Pernyataan sebagai bagian dari NII pimpinan Kartosuwiryo juga terjadi di Kalimantan Selatan pada bulan Oktober 1950. Ibnu Hajar alias Haderi bin Umar alias Angli adalah bekas Letnan Dua TNI yang bersama anggota kesatuannya melakukan desersi dan menyatakan bergabung dengan gerakan Kartosuwiryo. Bahkan Ibnu Hajar diangkat menjadi Menteri Negara oleh Kartosuwiryo.

Pemberontakan DI/TII di Sulawesi Selatan

Kahar Muzakkar di Sulawesi Selatan juga melakukan hal yang sama setelah dikecewakan oleh Pimpinan RI. Sebagai ketua Komando Gerilya Sulawesi Selatan (KGSS) yang beranggotakan sekitar 15.000 gerilyawan menuntut pemerintah agar semua anggotanya diangkat menjadi tentara pemerintah, Angkatan Perang Republik Indonesia Serikat (APRIS), dengan nama Brigade Hasanuddin. Tuntutan ditolak, karena keanggotaan APRIS melalui seleksi. Penolakan itu mengecawakan, karena yang lolos seleksi justru Andi Aziz dan anak buahnya yang bekas tentara KNIL. Kekecawaan memuncak ketika Letkol Warouw diangkat sebagai komandan Korps Cadangan Tentara Nasional (CTN), sehingga Kahar Muzakkar melarikan diri ke hutan dan memproklamasikan diri sebagai bagian dari NII pimpinan Kartosuwiryo.

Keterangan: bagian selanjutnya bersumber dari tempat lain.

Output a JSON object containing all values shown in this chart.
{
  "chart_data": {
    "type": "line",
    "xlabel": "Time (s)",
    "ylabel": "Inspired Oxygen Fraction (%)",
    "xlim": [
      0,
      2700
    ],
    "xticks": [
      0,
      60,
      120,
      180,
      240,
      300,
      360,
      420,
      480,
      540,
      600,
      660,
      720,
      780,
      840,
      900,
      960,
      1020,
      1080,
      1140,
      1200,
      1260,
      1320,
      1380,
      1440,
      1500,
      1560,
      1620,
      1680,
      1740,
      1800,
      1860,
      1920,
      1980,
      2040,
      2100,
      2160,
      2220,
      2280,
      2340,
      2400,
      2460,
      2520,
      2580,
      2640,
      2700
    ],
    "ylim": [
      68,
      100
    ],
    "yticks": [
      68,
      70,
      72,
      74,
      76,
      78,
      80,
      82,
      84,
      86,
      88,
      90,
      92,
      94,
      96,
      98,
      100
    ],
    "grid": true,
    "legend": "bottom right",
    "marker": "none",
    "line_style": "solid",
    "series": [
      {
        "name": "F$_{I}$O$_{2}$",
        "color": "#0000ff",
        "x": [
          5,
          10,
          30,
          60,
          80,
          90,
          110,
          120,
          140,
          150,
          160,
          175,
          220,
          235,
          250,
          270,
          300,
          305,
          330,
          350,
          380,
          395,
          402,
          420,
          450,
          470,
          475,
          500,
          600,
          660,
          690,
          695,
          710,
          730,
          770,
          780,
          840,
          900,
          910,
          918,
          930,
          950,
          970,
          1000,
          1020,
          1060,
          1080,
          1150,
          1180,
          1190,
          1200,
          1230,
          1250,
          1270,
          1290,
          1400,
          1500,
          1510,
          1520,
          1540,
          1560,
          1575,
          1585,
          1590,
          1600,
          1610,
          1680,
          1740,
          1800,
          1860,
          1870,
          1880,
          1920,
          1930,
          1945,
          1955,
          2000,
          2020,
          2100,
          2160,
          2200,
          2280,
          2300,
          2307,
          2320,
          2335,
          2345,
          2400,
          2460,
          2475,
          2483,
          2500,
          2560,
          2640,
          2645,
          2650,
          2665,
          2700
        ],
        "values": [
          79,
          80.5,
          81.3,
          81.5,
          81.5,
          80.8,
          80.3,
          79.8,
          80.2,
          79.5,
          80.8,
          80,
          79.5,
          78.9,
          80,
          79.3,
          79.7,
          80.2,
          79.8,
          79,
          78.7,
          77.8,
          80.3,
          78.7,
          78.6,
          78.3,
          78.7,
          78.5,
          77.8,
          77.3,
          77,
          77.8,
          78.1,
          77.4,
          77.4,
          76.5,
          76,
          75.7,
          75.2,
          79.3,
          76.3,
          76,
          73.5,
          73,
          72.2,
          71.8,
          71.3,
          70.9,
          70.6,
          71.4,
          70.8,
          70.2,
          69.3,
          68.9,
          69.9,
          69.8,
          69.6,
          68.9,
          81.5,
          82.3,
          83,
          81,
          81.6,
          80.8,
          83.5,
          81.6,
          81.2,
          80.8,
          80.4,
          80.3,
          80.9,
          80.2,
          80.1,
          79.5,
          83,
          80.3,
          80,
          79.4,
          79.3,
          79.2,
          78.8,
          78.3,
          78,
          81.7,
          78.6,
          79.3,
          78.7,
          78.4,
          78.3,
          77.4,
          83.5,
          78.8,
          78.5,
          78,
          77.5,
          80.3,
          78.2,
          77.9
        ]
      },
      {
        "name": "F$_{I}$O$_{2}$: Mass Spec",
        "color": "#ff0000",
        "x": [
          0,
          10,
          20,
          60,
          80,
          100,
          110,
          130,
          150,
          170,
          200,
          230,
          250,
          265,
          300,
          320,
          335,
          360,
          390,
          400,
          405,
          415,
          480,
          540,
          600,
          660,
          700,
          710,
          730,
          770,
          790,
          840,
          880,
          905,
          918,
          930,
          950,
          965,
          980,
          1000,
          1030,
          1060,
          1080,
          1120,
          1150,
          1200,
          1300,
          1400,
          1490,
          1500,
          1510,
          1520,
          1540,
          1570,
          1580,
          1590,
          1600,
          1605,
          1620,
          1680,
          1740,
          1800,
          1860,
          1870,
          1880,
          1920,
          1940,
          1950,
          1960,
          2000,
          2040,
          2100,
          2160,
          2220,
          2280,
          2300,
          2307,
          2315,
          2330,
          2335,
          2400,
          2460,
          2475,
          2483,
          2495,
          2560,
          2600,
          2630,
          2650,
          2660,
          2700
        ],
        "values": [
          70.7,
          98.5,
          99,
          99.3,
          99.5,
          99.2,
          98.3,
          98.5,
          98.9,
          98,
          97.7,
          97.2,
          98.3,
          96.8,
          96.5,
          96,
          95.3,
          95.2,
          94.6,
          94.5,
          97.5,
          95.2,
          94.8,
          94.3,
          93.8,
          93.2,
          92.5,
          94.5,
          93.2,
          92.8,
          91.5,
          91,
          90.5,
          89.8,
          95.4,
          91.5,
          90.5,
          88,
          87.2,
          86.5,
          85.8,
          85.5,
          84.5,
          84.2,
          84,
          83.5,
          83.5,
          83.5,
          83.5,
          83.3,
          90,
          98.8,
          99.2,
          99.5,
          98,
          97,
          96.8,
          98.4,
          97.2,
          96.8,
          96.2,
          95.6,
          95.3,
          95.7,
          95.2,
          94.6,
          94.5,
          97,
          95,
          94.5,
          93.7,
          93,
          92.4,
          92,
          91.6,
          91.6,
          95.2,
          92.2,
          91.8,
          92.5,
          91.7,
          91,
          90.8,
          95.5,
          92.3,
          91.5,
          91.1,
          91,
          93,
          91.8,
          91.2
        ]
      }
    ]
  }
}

Gerakan DI/TII secara bertahap dapat dipadamkan. Operasi militer yang paling lama adalah pengkapan Kartosuwiryo yang baru memperoleh hasil pada tanggal 14 Agustus 1962. Melalui pengadilan Mahkamah Angkatan Darat, Kartusowiryo dijatuhi hukuman mati.

Sekian uraian tentang Pemberontakan DI/TII di Berbagai Daerah, semoga bermanfaat.